Final rehearsal successfully completed
The day before the actual event, the small team of engineers and technicians responsible for exchanging the beam plug holds a final rehearsal. Working under real conditions, they move a special dummy-plug which duplicates the original in weight and dimensions. Every single step of the sequence plan is carried through and monitored. Calzada manoeuvres his machine with a steady hand, the months of practice and preparation pay off and the harmless but impressive dummy is in the process of being secured and shielded.
The moment of truth arrives the following day: Will everything go according to plan? The Experimental Hall is in complete lock-down and even Dr. Reithmeier has to take his place among the spectators outside the Experimental Hall. There are now only eight people inside the Hall, including Elbio Calzada with his team, two official experts from the licensing and supervisory authorities and two radiation protection technicians. Colleagues travelled especially from other institutes in Switzerland and Sweden to witness the event and learn from it for their own projects. Together with representative of the supervisory authority, they follow the procedure live via video broadcast in the transmission room.

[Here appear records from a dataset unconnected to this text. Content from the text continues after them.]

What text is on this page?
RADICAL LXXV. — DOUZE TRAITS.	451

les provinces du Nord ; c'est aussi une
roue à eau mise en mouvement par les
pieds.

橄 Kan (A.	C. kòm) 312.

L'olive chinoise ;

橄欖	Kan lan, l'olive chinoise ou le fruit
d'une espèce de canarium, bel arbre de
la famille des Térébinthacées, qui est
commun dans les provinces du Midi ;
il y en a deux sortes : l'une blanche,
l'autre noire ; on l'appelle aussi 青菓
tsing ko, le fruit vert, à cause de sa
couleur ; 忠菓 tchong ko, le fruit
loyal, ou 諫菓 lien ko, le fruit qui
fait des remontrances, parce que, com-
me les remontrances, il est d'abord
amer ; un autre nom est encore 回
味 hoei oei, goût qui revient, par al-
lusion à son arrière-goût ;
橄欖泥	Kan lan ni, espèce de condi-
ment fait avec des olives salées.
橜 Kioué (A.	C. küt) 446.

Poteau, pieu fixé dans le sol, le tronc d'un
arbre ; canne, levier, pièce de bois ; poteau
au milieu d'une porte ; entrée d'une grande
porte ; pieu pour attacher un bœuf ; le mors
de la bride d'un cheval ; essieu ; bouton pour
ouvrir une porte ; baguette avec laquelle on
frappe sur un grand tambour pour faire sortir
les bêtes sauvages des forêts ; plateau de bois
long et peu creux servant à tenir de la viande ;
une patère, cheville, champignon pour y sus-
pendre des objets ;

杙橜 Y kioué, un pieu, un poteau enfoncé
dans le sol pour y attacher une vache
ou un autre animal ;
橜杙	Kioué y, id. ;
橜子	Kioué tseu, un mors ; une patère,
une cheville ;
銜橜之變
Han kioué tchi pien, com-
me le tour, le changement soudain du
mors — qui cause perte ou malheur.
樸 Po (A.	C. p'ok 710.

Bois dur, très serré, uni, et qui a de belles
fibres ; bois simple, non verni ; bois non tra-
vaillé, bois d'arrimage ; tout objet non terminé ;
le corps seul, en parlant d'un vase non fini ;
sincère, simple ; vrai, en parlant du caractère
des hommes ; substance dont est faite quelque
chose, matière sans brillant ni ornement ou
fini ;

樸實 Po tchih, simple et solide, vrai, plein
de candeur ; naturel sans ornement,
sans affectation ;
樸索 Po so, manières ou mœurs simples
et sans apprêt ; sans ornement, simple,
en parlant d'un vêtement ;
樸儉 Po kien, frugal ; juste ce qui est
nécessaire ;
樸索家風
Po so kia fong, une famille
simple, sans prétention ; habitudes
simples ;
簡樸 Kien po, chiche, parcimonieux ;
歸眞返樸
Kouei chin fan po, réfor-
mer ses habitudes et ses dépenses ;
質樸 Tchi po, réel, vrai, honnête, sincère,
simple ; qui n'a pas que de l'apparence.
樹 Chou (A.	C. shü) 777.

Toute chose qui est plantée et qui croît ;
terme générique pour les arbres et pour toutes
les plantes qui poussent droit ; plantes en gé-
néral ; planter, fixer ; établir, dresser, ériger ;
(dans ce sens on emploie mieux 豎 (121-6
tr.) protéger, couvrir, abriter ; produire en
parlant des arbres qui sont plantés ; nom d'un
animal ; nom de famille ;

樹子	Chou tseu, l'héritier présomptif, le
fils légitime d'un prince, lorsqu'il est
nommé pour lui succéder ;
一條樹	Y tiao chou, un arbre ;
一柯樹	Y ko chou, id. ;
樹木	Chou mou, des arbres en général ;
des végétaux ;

Suspense in the transmission room
At exactly 9 a.m. the time has come. By this point, Elbio Calzada’s crew has been through more than 100 training sessions – the atmosphere in the transmission room is accordingly optimistic. Nevertheless, a hush falls when the plug is completely pulled out of the tube and the steel gates close slowly. Are the calculations of the anticipated radiation dose correct? The scientists in the Experimental Hall check the actual dose via a preinstalled sensor located at a distance of three meters from the exposed plug. They hold the display of the sensor towards the camera and excitement spreads among the spectators: The camera zooms into the display, focuses and finally everybody in the transmission room sees the real value: 6.5mSv/h. “Yeah!”, Reithmeier shouts enthusiastically, “exactly like the simulation!” and his colleagues are also visibly impressed: “Great, Amazing”, “very good”. The results give rise to many appreciative looks since the actual values are just slightly below those calculated. Herbert Reithmeier is visibly relieved.
The team in the Experimental Hall focuses on carrying out every subsequent step of the sequence plan. The transport frame with the shielding component is lowered, the lifting device works properly. It gets exciting once more when the beam plug is inched towards the blue shielding bottle. Is everything adjusted correctly? The technicians control the placement of the beam plug slowly into the shielding and it fits! The radiation measurement is crucial now. For the first time, people appear in the working area. Holding dosimeters and telescopic measurement devices the radiation protection technicians approach the shielded beam plug carefully – soon afterwards they give their okay. Herbert Reithmeier quickly packs up the most important documents and, accompanied by the official expert from the supervisory authority, hurries to the Experimental Hall. The plug is secured and packed, the “hot phase” is over and he wants to be on site again for the operation of the crane.